Nicholas Tolosa nei solchi della storia

Il fascino romantico dell'antico, della rovina, del reperto, dell'oggetto che racconta una storia lontana nel tempo e nello spazio è quasi una costante nella storia dell'arte. Con maggior forza a partire dalla metà del XVIII secolo, con le prime vere indagini archeologiche portate avanti a Ercolano e Pompei a partire dal 1738, gli artisti hanno guardato al classico, al passato, cercando di traslare nella loro contemporaneità modelli e valori di un'epoca remota.

Tolosa si inserisce in questo flusso ininterrotto di richiami e rimandi; i suoi sono segni di un dialogo silenzioso, pacato, discreto con il passato; un dialogo attraverso il quale l'artista ricostruisce una storia, che è anche la sua storia, la storia della sua terra; un processo identitario, questo, che punta a ricongiungere passato e presente, ad inserire il passato nel presente. Il respiro della storia inerente alla distruzione di Pompei ed Ercolano in seguito all'eruzione del Vesuvio del 79 d. C., non racconta unicamente della sua tragedia, ma ci restituisce un attimo congelato nel tempo, un'intera esistenza sospesa nella forma, vite spezzate, ma al tempo stesso rese eterne: capitelli, statue, edifici, mura, ma anche i corpi di chi in quelle città viveva la sua quotidianità. Corpi i cui atteggiamenti sono stati consegnati alla storia dalla causa stessa della loro fine; da quel materiale cineritico che, solidificatosi, ne ha conservato l'impronta dopo la decomposizione.
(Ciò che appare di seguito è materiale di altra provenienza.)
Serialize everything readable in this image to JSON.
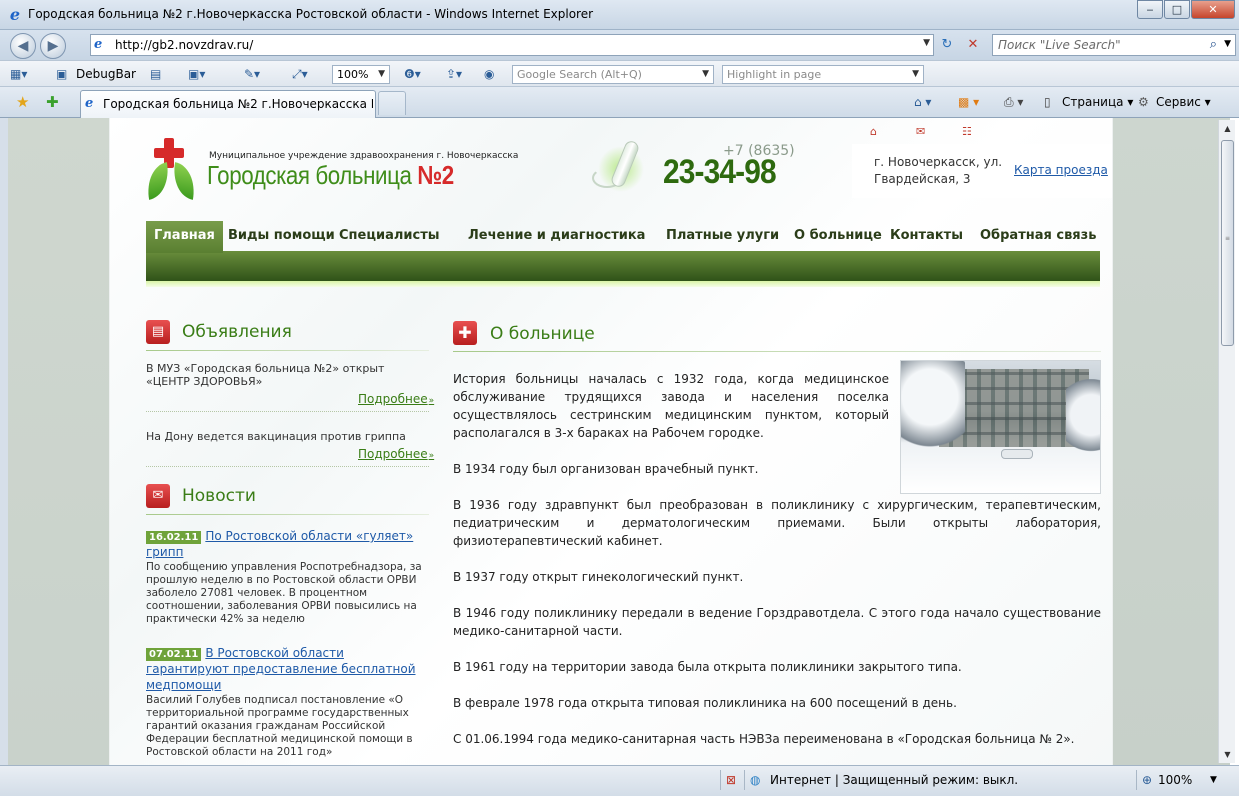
{
  "window": {
    "title": "Городская больница №2 г.Новочеркасска Ростовской области - Windows Internet Explorer",
    "minimize": "‒",
    "maximize": "□",
    "close": "✕"
  },
  "address_bar": {
    "url": "http://gb2.novzdrav.ru/",
    "search_placeholder": "Поиск \"Live Search\""
  },
  "toolbar": {
    "debugbar_label": "DebugBar",
    "zoom_value": "100%",
    "google_search_placeholder": "Google Search (Alt+Q)",
    "highlight_placeholder": "Highlight in page"
  },
  "tabs": {
    "active_tab_label": "Городская больница №2 г.Новочеркасска Рост...",
    "page_menu": "Страница",
    "tools_menu": "Сервис"
  },
  "site": {
    "org_subtitle": "Муниципальное учреждение здравоохранения г. Новочеркасска",
    "org_name": "Городская больница",
    "org_number": "№2",
    "phone_code": "+7 (8635)",
    "phone_number": "23-34-98",
    "address": "г. Новочеркасск, ул. Гвардейская, 3",
    "map_link": "Карта проезда",
    "nav": [
      {
        "label": "Главная",
        "active": true
      },
      {
        "label": "Виды помощи"
      },
      {
        "label": "Специалисты"
      },
      {
        "label": "Лечение и диагностика"
      },
      {
        "label": "Платные улуги"
      },
      {
        "label": "О больнице"
      },
      {
        "label": "Контакты"
      },
      {
        "label": "Обратная связь"
      }
    ]
  },
  "announcements": {
    "title": "Объявления",
    "items": [
      {
        "text": "В МУЗ «Городская больница №2» открыт «ЦЕНТР ЗДОРОВЬЯ»",
        "more": "Подробнее"
      },
      {
        "text": "На Дону ведется вакцинация против гриппа",
        "more": "Подробнее"
      }
    ]
  },
  "news": {
    "title": "Новости",
    "items": [
      {
        "date": "16.02.11",
        "headline": "По Ростовской области «гуляет» грипп",
        "body": "По сообщению управления Роспотребнадзора, за прошлую неделю в по Ростовской области ОРВИ заболело 27081 человек. В процентном соотношении, заболевания ОРВИ повысились на практически 42% за неделю"
      },
      {
        "date": "07.02.11",
        "headline": "В Ростовской области гарантируют предоставление бесплатной медпомощи",
        "body": "Василий Голубев подписал постановление «О территориальной программе государственных гарантий оказания гражданам Российской Федерации бесплатной медицинской помощи в Ростовской области на 2011 год»"
      }
    ]
  },
  "about": {
    "title": "О больнице",
    "paragraphs": [
      "История больницы началась с 1932 года, когда медицинское обслуживание трудящихся завода и населения поселка осуществлялось сестринским медицинским пунктом, который располагался в 3-х бараках на Рабочем городке.",
      "В 1934 году был организован врачебный пункт.",
      "В 1936 году здравпункт был преобразован в поликлинику с хирургическим, терапевтическим, педиатрическим и дерматологическим приемами. Были открыты лаборатория, физиотерапевтический кабинет.",
      "В 1937 году открыт гинекологический пункт.",
      "В 1946 году поликлинику передали в ведение Горздравотдела. С этого года начало существование медико-санитарной части.",
      "В 1961 году на территории завода была открыта поликлиники закрытого типа.",
      "В феврале 1978 года открыта типовая поликлиника на 600 посещений в день.",
      "С 01.06.1994 года медико-санитарная часть НЭВЗа переименована в «Городская больница № 2»."
    ]
  },
  "statusbar": {
    "zone": "Интернет | Защищенный режим: выкл.",
    "zoom": "100%"
  },
  "colors": {
    "brand_green": "#3a7d16",
    "nav_dark": "#2f5218",
    "accent_red": "#d62a2a",
    "link_blue": "#1f5aa8"
  }
}
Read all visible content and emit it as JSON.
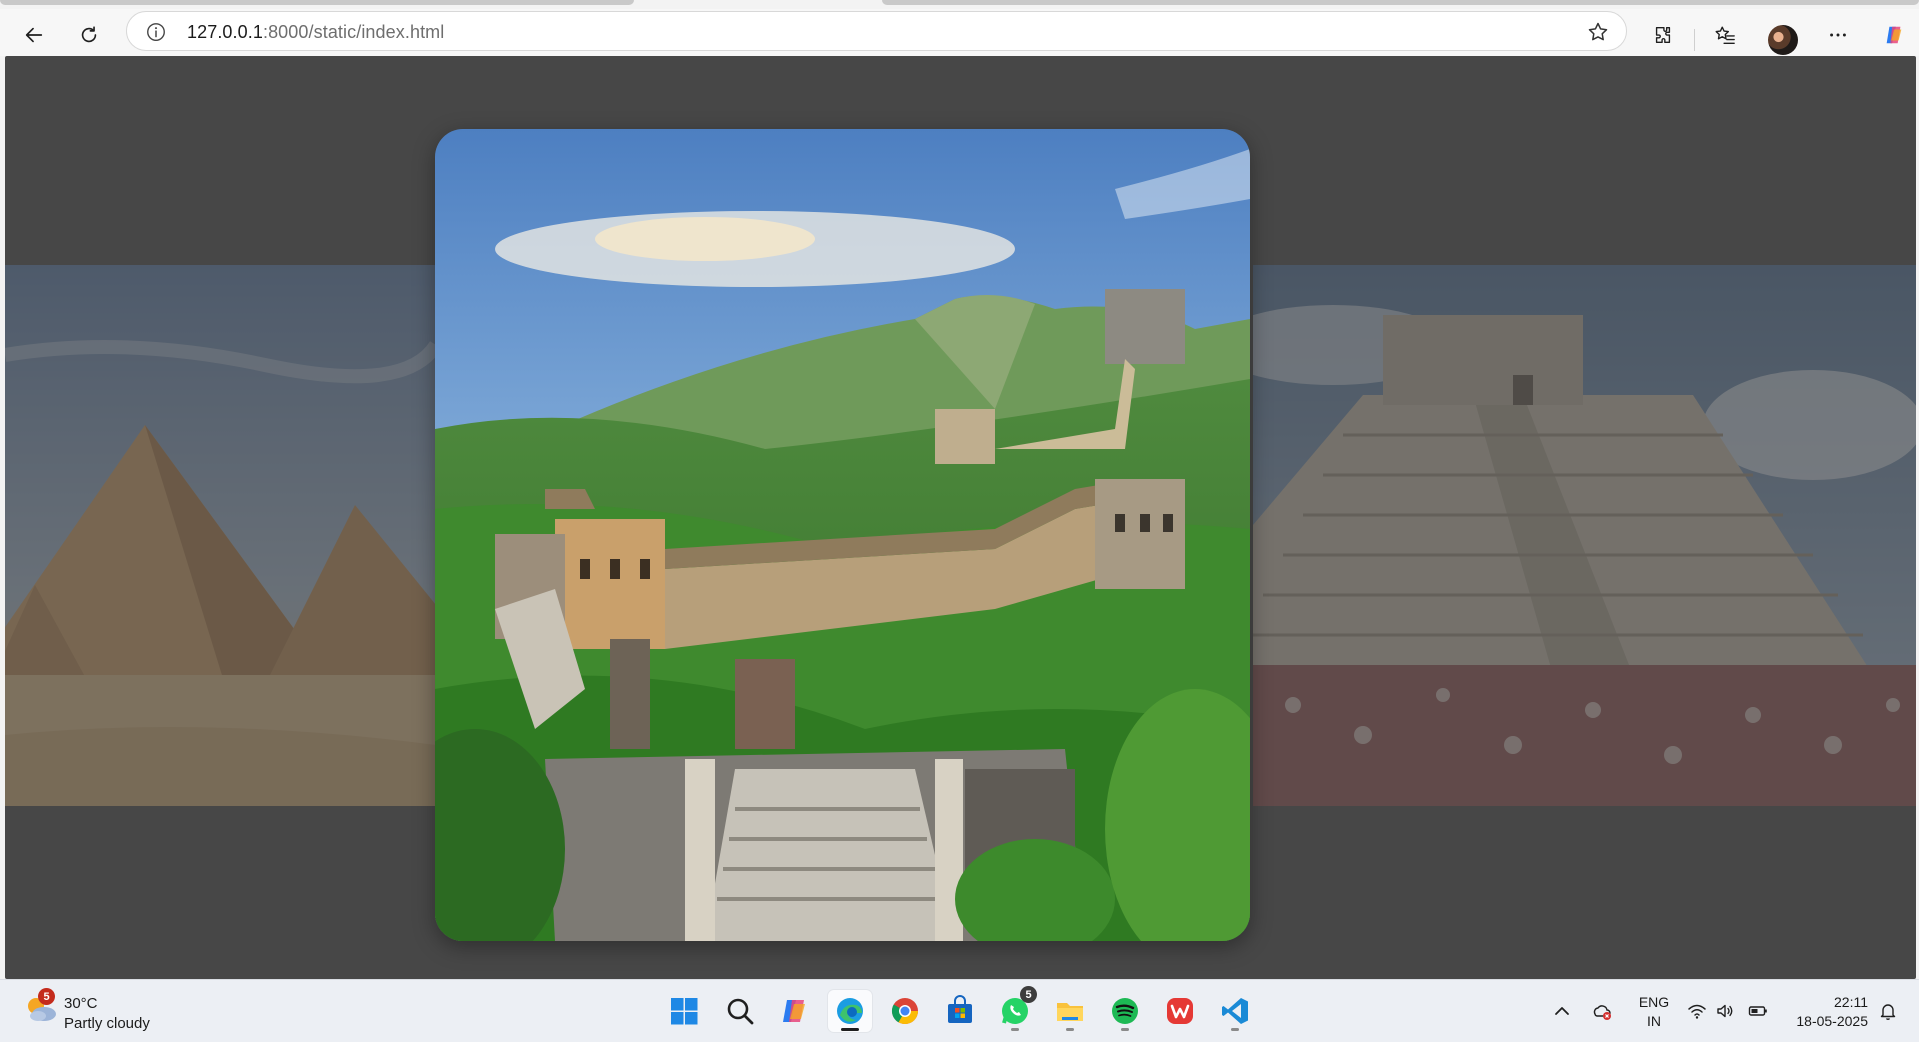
{
  "browser": {
    "url_host": "127.0.0.1",
    "url_path": ":8000/static/index.html",
    "icons": [
      "back-arrow-icon",
      "refresh-icon",
      "site-info-icon",
      "favorite-star-icon",
      "extensions-icon",
      "favorites-icon",
      "profile-avatar",
      "more-icon",
      "copilot-icon"
    ]
  },
  "carousel": {
    "slides": [
      {
        "name": "pyramids-of-giza",
        "position": "left"
      },
      {
        "name": "great-wall-of-china",
        "position": "center",
        "active": true
      },
      {
        "name": "chichen-itza-pyramid",
        "position": "right"
      }
    ],
    "background_color": "#474747"
  },
  "taskbar": {
    "weather": {
      "badge": "5",
      "temp": "30°C",
      "desc": "Partly cloudy"
    },
    "apps": [
      {
        "name": "start",
        "icon": "windows-icon"
      },
      {
        "name": "search",
        "icon": "search-icon"
      },
      {
        "name": "copilot",
        "icon": "copilot-icon"
      },
      {
        "name": "edge",
        "icon": "edge-icon",
        "active": true
      },
      {
        "name": "chrome",
        "icon": "chrome-icon"
      },
      {
        "name": "store",
        "icon": "store-icon"
      },
      {
        "name": "whatsapp",
        "icon": "whatsapp-icon",
        "badge": "5"
      },
      {
        "name": "file-explorer",
        "icon": "folder-icon"
      },
      {
        "name": "spotify",
        "icon": "spotify-icon"
      },
      {
        "name": "wps-office",
        "icon": "wps-icon"
      },
      {
        "name": "vscode",
        "icon": "vscode-icon"
      }
    ],
    "tray": {
      "lang_line1": "ENG",
      "lang_line2": "IN",
      "time": "22:11",
      "date": "18-05-2025"
    }
  }
}
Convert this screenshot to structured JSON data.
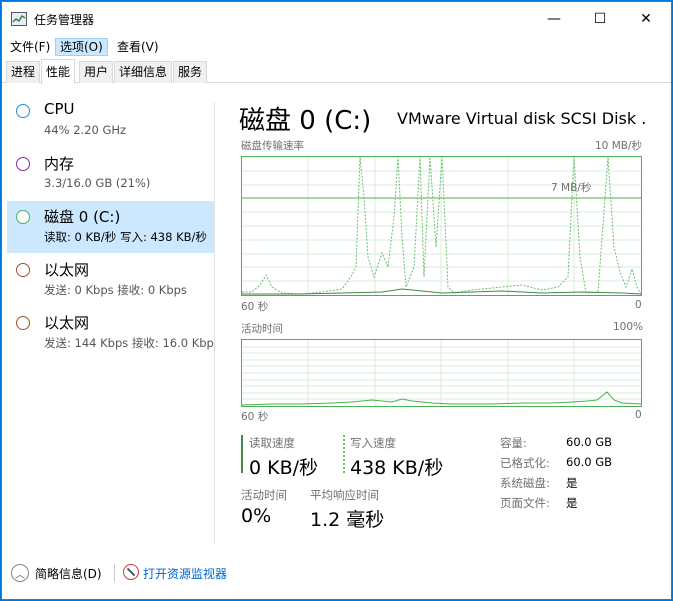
{
  "window": {
    "title": "任务管理器",
    "minimize": "—",
    "maximize": "☐",
    "close": "✕"
  },
  "menu": [
    "文件(F)",
    "选项(O)",
    "查看(V)"
  ],
  "tabs": [
    "进程",
    "性能",
    "用户",
    "详细信息",
    "服务"
  ],
  "active_tab": "性能",
  "sidebar": {
    "items": [
      {
        "title": "CPU",
        "sub": "44%  2.20 GHz",
        "color": "#1f8fd6"
      },
      {
        "title": "内存",
        "sub": "3.3/16.0 GB (21%)",
        "color": "#8b2aa8"
      },
      {
        "title": "磁盘 0 (C:)",
        "sub": "读取: 0 KB/秒 写入: 438 KB/秒",
        "color": "#4caf4f"
      },
      {
        "title": "以太网",
        "sub": "发送: 0 Kbps 接收: 0 Kbps",
        "color": "#a0522d"
      },
      {
        "title": "以太网",
        "sub": "发送: 144 Kbps 接收: 16.0 Kbps",
        "color": "#a0522d"
      }
    ],
    "selected_index": 2
  },
  "main": {
    "title": "磁盘 0 (C:)",
    "model": "VMware Virtual disk SCSI Disk ...",
    "chart1": {
      "label": "磁盘传输速率",
      "max": "10 MB/秒",
      "mid": "7 MB/秒",
      "left_axis": "60 秒",
      "right_axis": "0"
    },
    "chart2": {
      "label": "活动时间",
      "max": "100%",
      "left_axis": "60 秒",
      "right_axis": "0"
    },
    "stats": {
      "read_label": "读取速度",
      "read_value": "0 KB/秒",
      "write_label": "写入速度",
      "write_value": "438 KB/秒",
      "active_label": "活动时间",
      "active_value": "0%",
      "resp_label": "平均响应时间",
      "resp_value": "1.2 毫秒"
    },
    "props": [
      {
        "label": "容量:",
        "value": "60.0 GB"
      },
      {
        "label": "已格式化:",
        "value": "60.0 GB"
      },
      {
        "label": "系统磁盘:",
        "value": "是"
      },
      {
        "label": "页面文件:",
        "value": "是"
      }
    ]
  },
  "footer": {
    "summary": "简略信息(D)",
    "monitor_link": "打开资源监视器"
  },
  "colors": {
    "accent": "#4caf4f",
    "selection": "#cce8ff",
    "link": "#0066cc"
  }
}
Tolosa sceglie proprio questi ultimi come oggetto e soggetto del suo intervento. Sceglie, tuttavia, di decontestualizzarli, di alleggerirli dal peso della storia che si portano con sé; scegli di reinserirli nuovamente nel fluire del tempo. Non più, quindi, simbolo perenne di una tragedia ben definita cronologicamente, ma metafora di una situazione umana che ciclicamente ritorna: la tragedia raccontata dal lavoro dell'artista non è più esclusivamente la triste storia delle vittime pompeiane, ma diventa racconto di una condizione con la quale ci si scontra e confronta quotidianamente.

 

E così, i calchi pompeiani diventano i corpi dei migranti, degli esuli, degli emarginati, di tutti coloro la cui vita è stata bruscamente interrotta contro la propria volontà.Il senso della tragedia è sapientemente restituito dall'artista anche dalla ben ponderata scelta dei colori utilizzati, o forse sarebbe meglio dire dei non colori: neri, banchi, grigi eliminano ogni tentazione edonistica accentuando la tragicità della situazione; la ragione della sua arte si sposta, quindi, da una dimensione meramente estetica ad una più profondamente etica. Non vi è, tuttavia, spazio per la retorica nel lavoro di Nicholas Tolosa; non vi è alcuna volontà di spettacolarizzazione del dolore. Le sue immagini si fanno sineddoche della nostra contemporaneità: sono una parte, una piccolissima parte, in grado di descrivere quel tutto che forse si preferirebbe non dover descrivere.